Piero Angela, Mario Tozzi, Luca Mercalli sono ormai volti familiari a tutti. E hanno in comune una professione: sono tutti divulgatori scientifici, ovvero si rivolgono al grande pubblico per rendere accessibili e di facile comprensione nozioni scientifiche, ricerche accademiche, scoperte.

Un mestiere non facile, perché punta a spiegare con parole semplici concetti e fatti che spesso non lo sono affatto. Sembra però che l’operazione, grazie agli sforzi di scienziati, ricercatori, studiosi e giornalisti, stia riuscendo. Il matrimonio tra persone comuni e scienza si sta finalmente, dopo secoli di separazione, consumando, come dimostra il sempre maggiore interesse con cui il singolo cittadino si avvicina a questioni scientifiche. Pensiamo anche a come è cresciuta in questi anni l’informazione ambientale.

Il compito del divulgatore è quindi quello di spiegare, cioè di togliere le pieghe, con esempi, metafore e similitudini, senza perdere però l’oggettività scientifica. E i più bravi vengono premiati.
Giovedì 17 dicembre, a partire dalle ore 15, presso la sede dell’Università LUMSA a Roma, avrà luogo la finalissima dell’ottava edizione del Premio Nazionale di Divulgazione Scientifica, organizzato dall’Associazione Italiana del Libro.

L’evento, che verrà trasmesso in diretta sul sito ufficiale del Premio www.premiodivulgazionescientifica.it, e rilanciato dalla web-tv del Consiglio Nazionale delle Ricerche, nonché sui canali di comunicazione social del Premio, verrà condotto da Roberta Villa, giornalista e divulgatrice scientifica.

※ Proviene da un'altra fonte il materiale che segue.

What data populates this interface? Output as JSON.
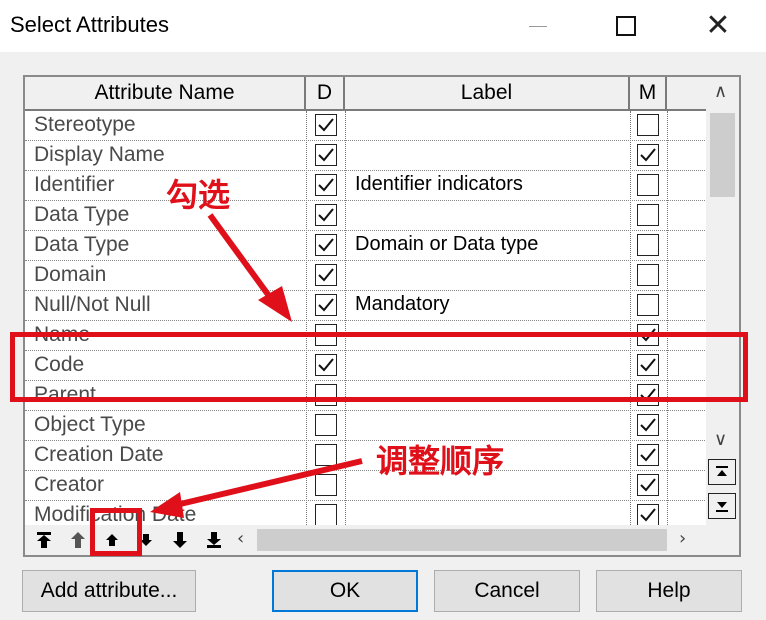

I finalisti del Premio presenteranno, attraverso un contributo video, le proprie opere. Si procederà quindi con la votazione in diretta da parte della giuria nazionale, composta da oltre duecento professori di ogni ordine e grado, che decreterà i vincitori delle diverse aree e poi il vincitore assoluto del Premio Nazionale di Divulgazione Scientifica 2020.

Nel corso della manifestazione sarà consegnato a Luciano Canfora il Riconoscimento Giancarlo Dosi per la Divulgazione Scientifica, dedicato agli autori che hanno dato un contributo fondamentale nella divulgazione scientifica in Italia e all’estero. Nelle scorse edizioni sono stati premiati l’astronauta Samantha Cristoforetti, la prof.ssa Ilaria Capua, virologa e ricercatrice italiana, e la prof.ssa Simonetta Di Pippo, astrofisica italiana, Direttrice dell’Ufficio delle Nazioni Unite per gli affari dello spazio extra-atmosferico.